A Justiça viu irregularidades graves na reunião que afastou Romeu Tuma Júnior e decidiu devolver o cargo a ele de forma liminar. Isso muda o cenário interno do Corinthians porque reforça o poder do estatuto sobre decisões apressadas.

Irregularidades anulam afastamento de Tuma
O juiz Antonio Manssur Filho, da 2ª Vara Cível do Tatuapé, apontou que só o presidente do Conselho pode convocar reuniões, e não a diretoria. A sessão de 23 de março também pulou o processo na Comissão de Ética, tirando de Tuma o direito de defesa.
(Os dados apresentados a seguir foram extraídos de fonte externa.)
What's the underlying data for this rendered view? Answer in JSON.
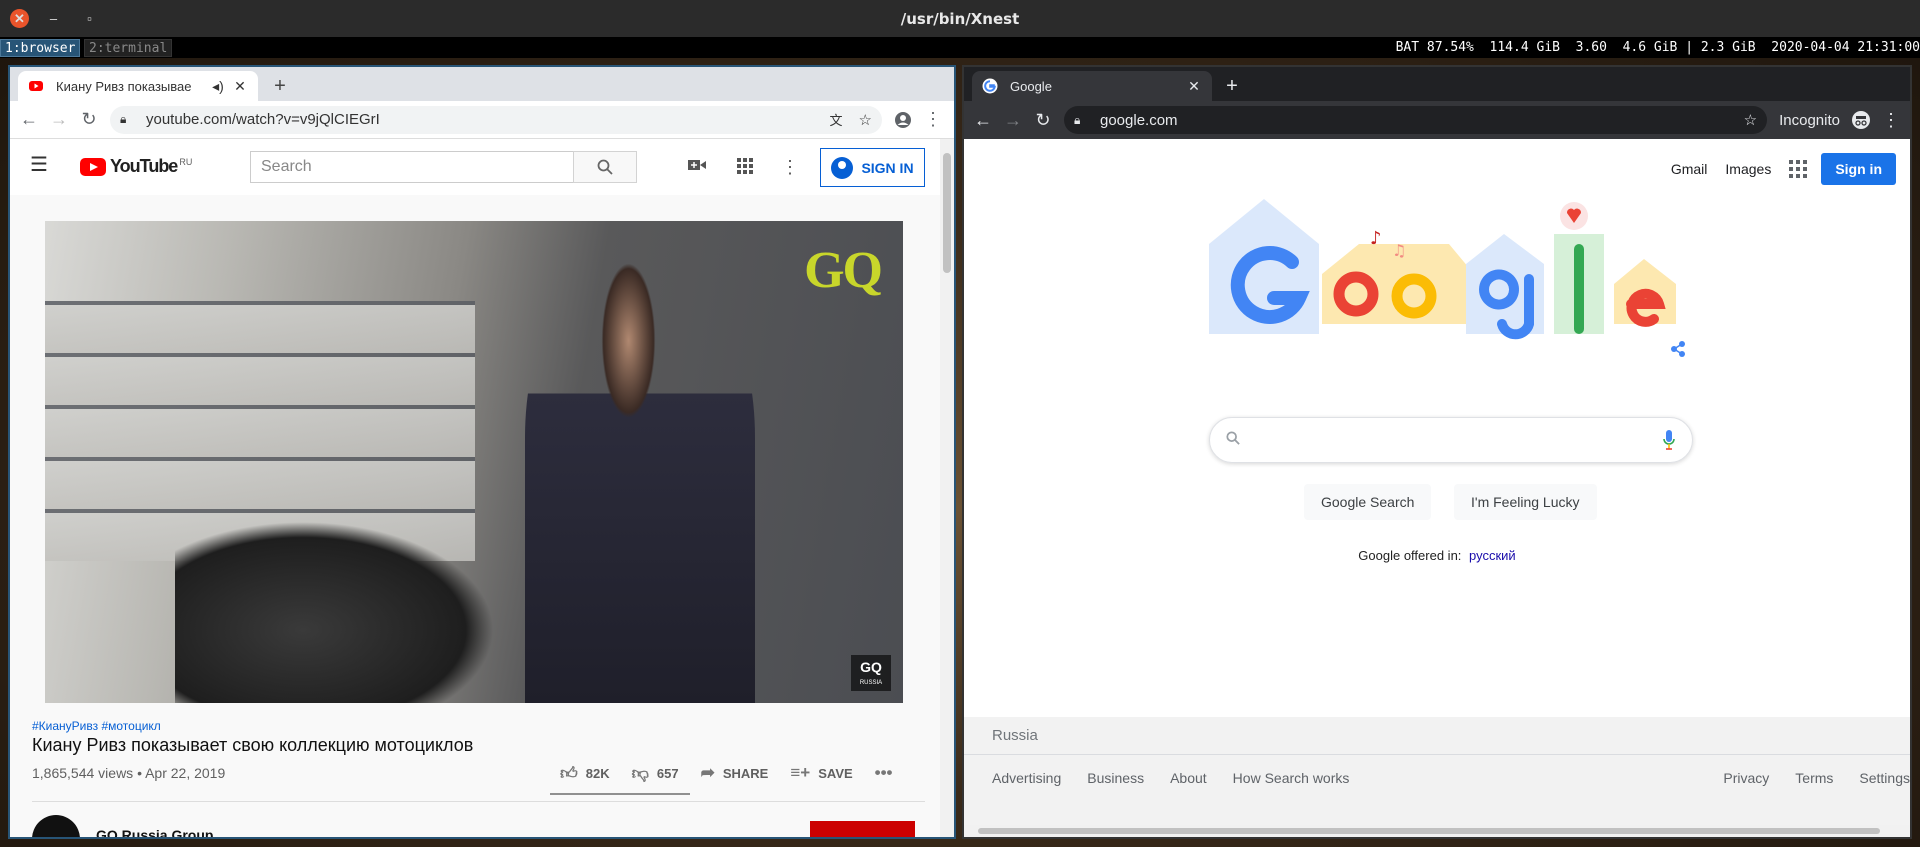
{
  "xnest": {
    "title": "/usr/bin/Xnest"
  },
  "i3bar": {
    "workspaces": [
      "1:browser",
      "2:terminal"
    ],
    "status": "BAT 87.54%  114.4 GiB  3.60  4.6 GiB | 2.3 GiB  2020-04-04 21:31:00"
  },
  "left_browser": {
    "tab_title": "Киану Ривз показывае",
    "url": "youtube.com/watch?v=v9jQlCIEGrI",
    "youtube": {
      "logo_text": "YouTube",
      "country": "RU",
      "search_placeholder": "Search",
      "sign_in": "SIGN IN",
      "gq_logo": "GQ",
      "gq_watermark": "GQ",
      "gq_watermark_sub": "RUSSIA",
      "hashtags": "#КиануРивз #мотоцикл",
      "video_title": "Киану Ривз показывает свою коллекцию мотоциклов",
      "views_date": "1,865,544 views • Apr 22, 2019",
      "likes": "82K",
      "dislikes": "657",
      "share": "SHARE",
      "save": "SAVE",
      "channel_name": "GQ Russia Group"
    }
  },
  "right_browser": {
    "tab_title": "Google",
    "url": "google.com",
    "incognito_label": "Incognito",
    "google": {
      "nav": [
        "Gmail",
        "Images"
      ],
      "sign_in": "Sign in",
      "search_button": "Google Search",
      "lucky_button": "I'm Feeling Lucky",
      "offered_in": "Google offered in:",
      "offered_lang": "русский",
      "country": "Russia",
      "footer_left": [
        "Advertising",
        "Business",
        "About",
        "How Search works"
      ],
      "footer_right": [
        "Privacy",
        "Terms",
        "Settings"
      ]
    }
  },
  "colors": {
    "youtube_red": "#ff0000",
    "google_blue": "#4285f4",
    "google_red": "#ea4335",
    "google_yellow": "#fbbc05",
    "google_green": "#34a853",
    "i3_focus": "#285577"
  }
}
A primeira secretária encerrou os trabalhos por considerar a convocação inválida, e a retomada pelo segundo secretário não tinha base no estatuto. Além disso, o regulamento do clube não prevê afastamento cautelar por voto do plenário.
O que isso significa para o Corinthians
Com Tuma de volta, Osmar Stabile e Denis Piovezan ficam impedidos de tomar medidas contra o dirigente. O clube ganha tempo para resolver a disputa interna sem novas crises de governança. A decisão ainda mostra que o estatuto prevalece em momentos de tensão, algo importante na briga por estabilidade administrativa. Tuma já havia voltado de licença durante a reforma estatutária e nunca aceitou o afastamento anterior.